The World Stroke Organisation (WSO) states that 1 in 4 people over the age of 25 will have a stroke in their lifetime [1]. Intervention is required to help rehabilitate stroke survivors and help them regain the maximum quality of life. Current rehabilitation techniques focus physical exercise and assessment but often do not monitor the brain directly. This would be useful in the treating of brain injury to be able to give more direct feedback and inform decision making.

Currently, methods of assessing brain activity are limited by cost and their ability to work in motion. EEG is one of the cheapest methods for reading brain activity but suffers from artifacts caused by motion. This research aimed to address this issue by removing motion contamination from EEG signals. To do this, existing processing pipelines were assessed. These assessments covered both traditional and machine learning algorithms with the aim of identifying areas for innovation.
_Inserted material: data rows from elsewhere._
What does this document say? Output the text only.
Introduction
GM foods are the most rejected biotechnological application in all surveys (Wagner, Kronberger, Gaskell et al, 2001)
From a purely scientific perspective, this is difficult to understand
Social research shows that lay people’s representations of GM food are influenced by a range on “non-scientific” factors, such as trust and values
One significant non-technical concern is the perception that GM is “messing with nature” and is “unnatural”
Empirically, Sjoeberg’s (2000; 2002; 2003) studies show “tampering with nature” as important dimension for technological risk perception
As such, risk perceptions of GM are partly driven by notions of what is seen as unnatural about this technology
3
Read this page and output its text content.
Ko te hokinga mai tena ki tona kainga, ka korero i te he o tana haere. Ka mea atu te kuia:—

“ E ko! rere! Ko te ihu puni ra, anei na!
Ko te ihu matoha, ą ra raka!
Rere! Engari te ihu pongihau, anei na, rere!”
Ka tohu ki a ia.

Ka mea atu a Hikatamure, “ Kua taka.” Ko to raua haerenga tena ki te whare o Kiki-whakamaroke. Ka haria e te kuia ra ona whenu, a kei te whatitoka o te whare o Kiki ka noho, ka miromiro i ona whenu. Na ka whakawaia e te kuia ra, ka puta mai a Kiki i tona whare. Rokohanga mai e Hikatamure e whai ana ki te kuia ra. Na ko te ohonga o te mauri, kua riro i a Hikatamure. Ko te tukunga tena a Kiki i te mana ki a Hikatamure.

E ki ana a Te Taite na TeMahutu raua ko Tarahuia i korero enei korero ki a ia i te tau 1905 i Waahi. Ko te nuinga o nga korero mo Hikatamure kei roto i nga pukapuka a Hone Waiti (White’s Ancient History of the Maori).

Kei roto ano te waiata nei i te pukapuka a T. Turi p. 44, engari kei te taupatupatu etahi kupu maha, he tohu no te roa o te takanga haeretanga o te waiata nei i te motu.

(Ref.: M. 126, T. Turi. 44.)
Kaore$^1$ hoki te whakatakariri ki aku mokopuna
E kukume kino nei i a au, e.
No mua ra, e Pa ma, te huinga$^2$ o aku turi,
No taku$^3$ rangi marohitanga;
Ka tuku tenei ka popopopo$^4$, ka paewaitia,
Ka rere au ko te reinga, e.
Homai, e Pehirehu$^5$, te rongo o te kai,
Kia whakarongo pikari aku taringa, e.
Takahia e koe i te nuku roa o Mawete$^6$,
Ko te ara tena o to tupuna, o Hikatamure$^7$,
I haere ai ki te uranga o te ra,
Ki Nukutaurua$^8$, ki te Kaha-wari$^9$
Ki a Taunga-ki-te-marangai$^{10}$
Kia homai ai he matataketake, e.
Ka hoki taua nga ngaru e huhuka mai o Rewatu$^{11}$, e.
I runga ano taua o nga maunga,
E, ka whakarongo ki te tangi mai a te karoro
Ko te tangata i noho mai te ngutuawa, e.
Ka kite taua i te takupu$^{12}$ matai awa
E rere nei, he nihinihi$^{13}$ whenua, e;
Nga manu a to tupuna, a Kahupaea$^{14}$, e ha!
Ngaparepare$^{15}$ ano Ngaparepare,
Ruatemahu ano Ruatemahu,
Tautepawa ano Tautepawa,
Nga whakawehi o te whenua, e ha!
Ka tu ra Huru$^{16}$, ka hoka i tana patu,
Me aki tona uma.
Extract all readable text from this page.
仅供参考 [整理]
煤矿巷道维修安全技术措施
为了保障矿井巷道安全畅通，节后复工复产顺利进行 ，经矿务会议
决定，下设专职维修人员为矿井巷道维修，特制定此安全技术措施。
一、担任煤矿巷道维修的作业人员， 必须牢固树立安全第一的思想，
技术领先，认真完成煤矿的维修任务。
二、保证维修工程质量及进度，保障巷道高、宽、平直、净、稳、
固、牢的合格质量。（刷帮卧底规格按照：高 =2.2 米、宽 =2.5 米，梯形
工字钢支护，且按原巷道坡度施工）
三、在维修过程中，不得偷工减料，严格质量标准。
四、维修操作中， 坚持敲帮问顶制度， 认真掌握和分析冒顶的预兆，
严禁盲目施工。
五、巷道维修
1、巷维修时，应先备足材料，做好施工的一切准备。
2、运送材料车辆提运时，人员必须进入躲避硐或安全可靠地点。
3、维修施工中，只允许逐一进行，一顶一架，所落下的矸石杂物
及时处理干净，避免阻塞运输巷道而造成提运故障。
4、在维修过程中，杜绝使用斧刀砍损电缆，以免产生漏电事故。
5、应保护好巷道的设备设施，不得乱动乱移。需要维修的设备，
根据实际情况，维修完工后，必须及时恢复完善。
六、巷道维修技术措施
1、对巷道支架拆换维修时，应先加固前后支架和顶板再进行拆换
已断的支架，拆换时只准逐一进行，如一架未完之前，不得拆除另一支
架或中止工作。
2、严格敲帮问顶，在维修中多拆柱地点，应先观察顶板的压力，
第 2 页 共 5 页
Using PyTorch, and other available libraries, this research evaluated existing preprocessing methods and proposed new methods with a new machine learning
architecture. The resulting architecture is a convolutional UNet with bottleneck replaced with a transformer encoder. The proposed preprocessing steps achieved a significant temporal correlation of 86.883% and a 26.896 dB improvement
in SNR. These improvements highlight the method’s ability to preserve signal integrity while removing motion artifacts. Notably, the network accomplished this performance with around 173,000 fewer parameters than alternative methods,
demonstrating state-of-the-art performance. This reduction in parameters reduces computational costs making it more suitable for real-time application in resource-constrained environments such as a clinical setting. However, comparison with other techniques is difficult because of differences
in preprocessing techniques. The nuances of this are also discussed in detail.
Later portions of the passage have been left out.